Читаем Неправдоподобные истории полностью

Рядом стоял давнишний приятель, спорщик неуемный товарищ Игорь (или Исаак Львович Зильберман), закоренелый меньшевик, сиживавший не раз вместе с Терехиным. Нескрыто обрадовался Терехин, но и смутился, сам не зная, почему, очень хотелось ему ответить, что он тоже плотно засел, по солидной статье, 102-й, что ли, но соврать не мог и виновато пробормотал:

«Я по недосмотру!»

Сразу стали поминать старое – годы «объединенной», как на предсъездовских дискуссиях грызлись дружески. (Терехин с Урала большущий мандат раздобыл, а Зильберман промышлял все больше печатниками), как бегали по проходным дворам, устраивали в чайных «явки», глотали папиросные бумажки с адресами («связи»), как в Лукьяновке их обоих избил до крови надзиратель, а потом швырнул в карцер, где по ночам шныряли жирнущие крысы и залезали в ухо мерзкие мокрицы, как мечтали Они оба – скоро, скоро, кончится все это, будет по-иному, как, толком не расскажешь, даже понять – не поймешь, но совсем по-иному… Обо всем поговорили, даже квартирную хозяйку Бравэ, спрятавшую Терехина во время обыска в узел с бельем, вспомнили, потом сразу замолчали. Зильберман думал о том, что все это, почему-то, по случайности какой-то, по недомыслию вот таких Терехиных, близких, своих, не стало иным, а осталось прежним, с прежним пакостником Емельичем, шмыгающим по миру, с той же огромной парашей посреди всего. А Терехин просто болел глубокой, человеческой болью, которая начинается с шишки дитяти, захотевшего перелезть через забор, а кончается отчаянным предсмертным брюзжанием, когда кто-то невольно кладет на одну чашечку весов пятьдесят прожитых без толку лет, а на другую задорные вымыслы, диковинную веру молоденького паренька, не умеющего еще горбиться, припадать к земле и честно безо всяких мудрствований плакать.

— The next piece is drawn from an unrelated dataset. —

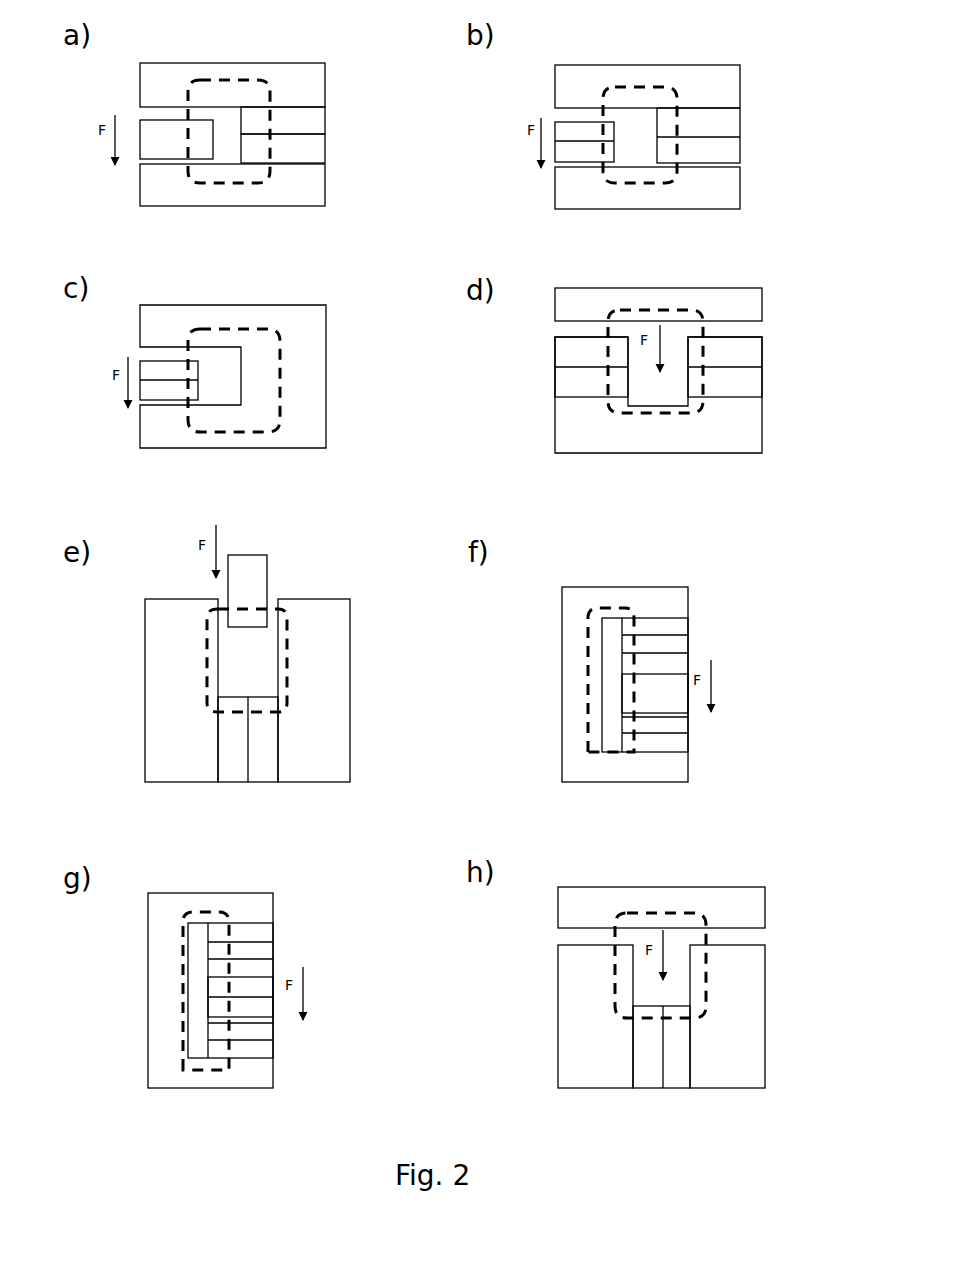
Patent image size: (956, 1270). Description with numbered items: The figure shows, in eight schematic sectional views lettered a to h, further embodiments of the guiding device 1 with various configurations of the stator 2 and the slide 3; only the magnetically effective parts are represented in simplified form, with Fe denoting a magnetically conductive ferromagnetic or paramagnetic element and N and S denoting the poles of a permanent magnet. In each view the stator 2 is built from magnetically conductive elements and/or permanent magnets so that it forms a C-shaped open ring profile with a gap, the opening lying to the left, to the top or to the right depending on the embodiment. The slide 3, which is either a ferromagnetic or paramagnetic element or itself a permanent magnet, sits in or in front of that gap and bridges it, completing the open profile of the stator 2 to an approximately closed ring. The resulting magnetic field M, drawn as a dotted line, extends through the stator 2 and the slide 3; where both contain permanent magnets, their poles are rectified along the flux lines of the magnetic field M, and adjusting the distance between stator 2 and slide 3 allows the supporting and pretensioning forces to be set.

The guiding device 1 is at (120, 82).
The stator 2 is at (207, 33).
The slide 3 is at (142, 143).
The magnetic field M is at (232, 78).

Снова заговорили, даже заспорили. Зильберман не менее Терехина умел закручивать саженные «принимая во внимание» и обрадовавшись возможности, начал подводить под всяческие ошибки, под декреты, даже под Емельича некие-«базы» с придаточными, скобками и выразительными «мы предупреждали». Терехин ясно понимал, что Зильберман несет чушь, что не в «учредилке» здесь дело и легко бы мог, как некогда, крепкими ядрами диалектики разбить все эффектные пирамиды соглашателей. Но вместо этого он маловыразительно мычал, предоставляя Зильберману переживать радость легкой победы. Как мог он спорить с ним, – он, Терехин, в роли почти жандармского ротмистра, с добродетельным нелегальным, переживающим свой девятый или десятый «провал»?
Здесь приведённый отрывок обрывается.